# Why does a single mode fibre have a cutoff wavelength?

I earlier had a doubt based on ray theory that light must reflect and so all wavelengths should propagate through SMF. This Q/A Single-mode fibers and ray-theory of light does specify that we have to consider wave theory for propagation of wave in SMF, but i still don't get why a SMF has a cutoff wavelength.

Any optical fibre - and any optical waveguide in general - has a cutoff wavelength (and therefore a cutoff frequency or a cutoff energy) because wether light is confined in the film region (guided modes) or escapes to the substrate (substrate-radiation modes) depends on the propagation constant, $\beta$, which is related to frequency trough the dispersion relation. $\beta$ is just the quantity introduced to account for the propagation of the wave along the optical axis of the waveguide or fibre, and it appears in the wave equation. Since ray theory doesn't consider this quantity nor the effect of dispersion, it fails to account for the existence of a cutoff wavelength.

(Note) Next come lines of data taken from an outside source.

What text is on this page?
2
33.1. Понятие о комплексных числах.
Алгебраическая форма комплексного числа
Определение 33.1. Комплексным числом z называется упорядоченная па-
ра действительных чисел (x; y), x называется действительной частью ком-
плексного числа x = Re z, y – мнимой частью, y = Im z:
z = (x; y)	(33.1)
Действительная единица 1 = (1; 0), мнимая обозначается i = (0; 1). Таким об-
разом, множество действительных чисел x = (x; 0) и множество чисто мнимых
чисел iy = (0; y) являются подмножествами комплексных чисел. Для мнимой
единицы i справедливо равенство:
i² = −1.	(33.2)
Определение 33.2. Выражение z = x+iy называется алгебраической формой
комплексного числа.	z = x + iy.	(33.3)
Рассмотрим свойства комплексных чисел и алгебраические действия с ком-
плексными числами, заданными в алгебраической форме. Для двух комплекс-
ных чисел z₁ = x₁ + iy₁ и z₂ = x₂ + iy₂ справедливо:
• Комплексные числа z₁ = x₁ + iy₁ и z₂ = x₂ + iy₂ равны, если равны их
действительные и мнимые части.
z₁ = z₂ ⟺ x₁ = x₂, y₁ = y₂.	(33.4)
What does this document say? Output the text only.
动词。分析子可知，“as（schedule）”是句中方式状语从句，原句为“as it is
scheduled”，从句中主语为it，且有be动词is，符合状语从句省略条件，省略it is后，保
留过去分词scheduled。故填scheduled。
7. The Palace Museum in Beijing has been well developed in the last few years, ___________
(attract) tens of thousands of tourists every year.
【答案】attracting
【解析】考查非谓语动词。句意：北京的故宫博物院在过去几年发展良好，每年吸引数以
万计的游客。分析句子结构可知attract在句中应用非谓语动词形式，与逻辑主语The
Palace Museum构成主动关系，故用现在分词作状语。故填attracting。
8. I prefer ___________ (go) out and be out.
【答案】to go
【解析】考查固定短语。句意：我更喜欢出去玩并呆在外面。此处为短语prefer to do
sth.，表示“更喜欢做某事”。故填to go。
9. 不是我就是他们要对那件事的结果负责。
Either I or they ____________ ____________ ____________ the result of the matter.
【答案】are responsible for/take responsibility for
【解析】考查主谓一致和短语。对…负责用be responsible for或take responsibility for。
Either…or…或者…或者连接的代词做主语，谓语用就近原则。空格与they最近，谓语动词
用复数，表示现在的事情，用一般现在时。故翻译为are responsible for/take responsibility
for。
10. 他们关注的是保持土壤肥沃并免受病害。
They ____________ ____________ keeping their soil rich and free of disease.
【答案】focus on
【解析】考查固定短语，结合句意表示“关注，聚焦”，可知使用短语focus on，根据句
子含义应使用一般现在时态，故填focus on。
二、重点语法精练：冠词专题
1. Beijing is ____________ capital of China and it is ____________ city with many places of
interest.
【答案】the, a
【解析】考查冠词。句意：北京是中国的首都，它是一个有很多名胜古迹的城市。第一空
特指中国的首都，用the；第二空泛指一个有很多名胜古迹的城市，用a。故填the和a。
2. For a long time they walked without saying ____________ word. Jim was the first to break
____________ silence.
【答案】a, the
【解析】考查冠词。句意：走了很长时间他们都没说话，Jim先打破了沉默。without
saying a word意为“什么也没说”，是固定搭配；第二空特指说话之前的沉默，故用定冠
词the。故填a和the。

This figure shows how $\beta$ and $\omega$ relate in an optical fibre or waveguide (taken from Tamir et al: Integrated Optics - Springer Verlag 1979). The $n_s k$ line corresponds to the cutoff region (the cutoff condition is precisely $N_\nu = n_s$ and therefore $\beta_\nu = k n_s$, where $N_\nu$ is the effective index and $n_s$ the refraction index of the substrate).